Membrane Potential-Driven Protein Import into Mitochondria

The transport of preproteins into or across the mitochondrial inner membrane requires the membrane potential Δψ across this membrane. Two roles of Δψ in the import of cleavable preproteins have been described: an electrophoretic effect on the positively charged matrix-targeting sequences and the activation of the translocase subunit Tim23. We report the unexpected finding that deletion of a segment within the sorting sequence of cytochrome b(2), which is located behind the matrix-targeting sequence, strongly influenced the Δψ-dependence of import. The differential Δψ-dependence was independent of the submitochondrial destination of the preprotein and was not attributable to the requirement for mitochondrial Hsp70 or Tim23. With a series of preprotein constructs, the net charge of the sorting sequence was altered, but the Δψ-dependence of import was not affected. These results suggested that the sorting sequence contributed to the import driving mechanism in a manner distinct from the two known roles of Δψ. Indeed, a charge-neutral amino acid exchange in the hydrophobic segment of the sorting sequence generated a preprotein with an even better import, i.e. one with lower Δψ-dependence than the wild-type preprotein. The sorting sequence functioned early in the import pathway since it strongly influenced the efficiency of translocation of the matrix-targeting sequence across the inner membrane. These results suggest a model whereby an electrophoretic effect of Δψ on the matrix-targeting sequence is complemented by an import-stimulating activity of the sorting sequence.
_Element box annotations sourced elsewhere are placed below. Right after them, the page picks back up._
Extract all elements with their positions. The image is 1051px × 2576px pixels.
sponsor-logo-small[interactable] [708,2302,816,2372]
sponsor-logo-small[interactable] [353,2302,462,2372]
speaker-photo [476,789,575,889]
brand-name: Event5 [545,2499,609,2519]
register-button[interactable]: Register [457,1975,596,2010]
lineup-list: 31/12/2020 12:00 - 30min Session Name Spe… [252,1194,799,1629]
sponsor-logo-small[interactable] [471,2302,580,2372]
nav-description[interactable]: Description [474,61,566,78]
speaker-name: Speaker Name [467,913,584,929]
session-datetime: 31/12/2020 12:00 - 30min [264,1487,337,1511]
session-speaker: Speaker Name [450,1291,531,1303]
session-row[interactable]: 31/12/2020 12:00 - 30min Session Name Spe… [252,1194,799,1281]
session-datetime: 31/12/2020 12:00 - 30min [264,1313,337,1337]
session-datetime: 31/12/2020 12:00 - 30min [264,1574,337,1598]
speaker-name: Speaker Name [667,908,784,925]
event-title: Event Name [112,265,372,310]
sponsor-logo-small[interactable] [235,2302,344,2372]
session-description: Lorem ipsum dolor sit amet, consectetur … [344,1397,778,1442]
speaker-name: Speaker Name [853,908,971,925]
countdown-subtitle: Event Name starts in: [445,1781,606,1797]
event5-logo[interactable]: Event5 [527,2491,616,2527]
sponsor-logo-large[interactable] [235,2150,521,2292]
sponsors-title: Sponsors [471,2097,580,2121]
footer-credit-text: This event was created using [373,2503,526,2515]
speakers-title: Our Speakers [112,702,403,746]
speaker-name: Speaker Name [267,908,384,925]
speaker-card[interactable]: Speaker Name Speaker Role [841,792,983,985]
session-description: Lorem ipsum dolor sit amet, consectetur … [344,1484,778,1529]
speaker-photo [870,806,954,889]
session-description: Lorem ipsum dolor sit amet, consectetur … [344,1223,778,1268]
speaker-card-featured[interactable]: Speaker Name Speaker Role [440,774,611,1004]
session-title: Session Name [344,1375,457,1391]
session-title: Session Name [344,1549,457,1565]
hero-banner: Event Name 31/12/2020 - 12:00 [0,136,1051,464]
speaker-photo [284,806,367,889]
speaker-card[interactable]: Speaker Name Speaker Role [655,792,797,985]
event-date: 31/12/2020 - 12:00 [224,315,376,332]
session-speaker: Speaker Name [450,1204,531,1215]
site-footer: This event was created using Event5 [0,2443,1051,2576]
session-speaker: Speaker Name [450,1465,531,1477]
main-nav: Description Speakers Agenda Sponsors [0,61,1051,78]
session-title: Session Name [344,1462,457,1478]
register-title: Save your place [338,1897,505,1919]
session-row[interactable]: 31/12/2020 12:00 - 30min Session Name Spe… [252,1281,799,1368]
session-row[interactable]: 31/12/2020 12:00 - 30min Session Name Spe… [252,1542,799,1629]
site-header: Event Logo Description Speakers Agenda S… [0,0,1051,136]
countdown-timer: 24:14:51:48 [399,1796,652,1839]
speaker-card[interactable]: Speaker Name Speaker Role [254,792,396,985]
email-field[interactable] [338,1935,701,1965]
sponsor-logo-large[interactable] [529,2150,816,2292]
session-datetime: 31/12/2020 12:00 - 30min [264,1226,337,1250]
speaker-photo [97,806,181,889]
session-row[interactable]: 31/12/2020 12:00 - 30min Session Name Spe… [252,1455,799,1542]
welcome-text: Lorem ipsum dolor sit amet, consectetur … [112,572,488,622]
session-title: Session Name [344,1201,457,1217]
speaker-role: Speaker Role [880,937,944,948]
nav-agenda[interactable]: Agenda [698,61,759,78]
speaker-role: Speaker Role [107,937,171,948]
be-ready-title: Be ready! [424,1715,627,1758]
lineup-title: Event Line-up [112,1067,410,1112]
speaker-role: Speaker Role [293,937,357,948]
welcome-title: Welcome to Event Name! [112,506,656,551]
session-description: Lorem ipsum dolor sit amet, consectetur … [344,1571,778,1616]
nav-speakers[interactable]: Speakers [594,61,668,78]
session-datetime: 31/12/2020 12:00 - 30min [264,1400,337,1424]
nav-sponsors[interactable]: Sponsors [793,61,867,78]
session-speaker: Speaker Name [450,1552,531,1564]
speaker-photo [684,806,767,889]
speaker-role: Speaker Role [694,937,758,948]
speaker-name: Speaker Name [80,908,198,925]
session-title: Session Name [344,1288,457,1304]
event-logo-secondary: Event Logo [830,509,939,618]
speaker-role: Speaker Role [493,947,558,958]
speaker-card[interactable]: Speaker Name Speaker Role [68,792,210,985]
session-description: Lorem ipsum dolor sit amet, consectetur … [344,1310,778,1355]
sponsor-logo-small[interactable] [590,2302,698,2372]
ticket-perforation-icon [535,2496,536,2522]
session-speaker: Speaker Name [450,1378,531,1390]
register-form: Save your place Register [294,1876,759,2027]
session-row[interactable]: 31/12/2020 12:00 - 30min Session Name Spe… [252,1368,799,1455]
将前体蛋白转运至线粒体内膜内或跨线粒体内膜，需要该膜两侧的膜电位Δψ。已有研究阐明了Δψ在可切割前体蛋白导入过程中的两项作用：一是对带正电的基质靶向序列产生电泳效应，二是激活转运酶亚基Tim23。我们在此报告一项意外发现：删除位于基质靶向序列后方的细胞色素b₂分选序列内的一段区域，会显著影响导入过程对Δψ的依赖性。这种Δψ依赖性的差异与前体蛋白的线粒体亚靶位点无关，也并非由线粒体热休克蛋白70（mitochondrial Hsp70）或Tim23的需求所导致。通过一系列前体蛋白构建体，我们改变了分选序列的净电荷，但导入过程对Δψ的依赖性并未受到影响。上述结果表明，分选序列以不同于Δψ已知两项作用的方式，参与了导入驱动机制。实际上，在分选序列的疏水片段中进行电荷中性的氨基酸替换，可得到导入效率更优的前体蛋白——即其对Δψ的依赖性低于野生型前体蛋白。分选序列在导入通路的早期阶段即发挥功能，因其可显著影响基质靶向序列跨线粒体内膜的转位效率。上述结果支持了一种模型：Δψ对基质靶向序列的电泳效应，可由分选序列的导入刺激活性予以补充。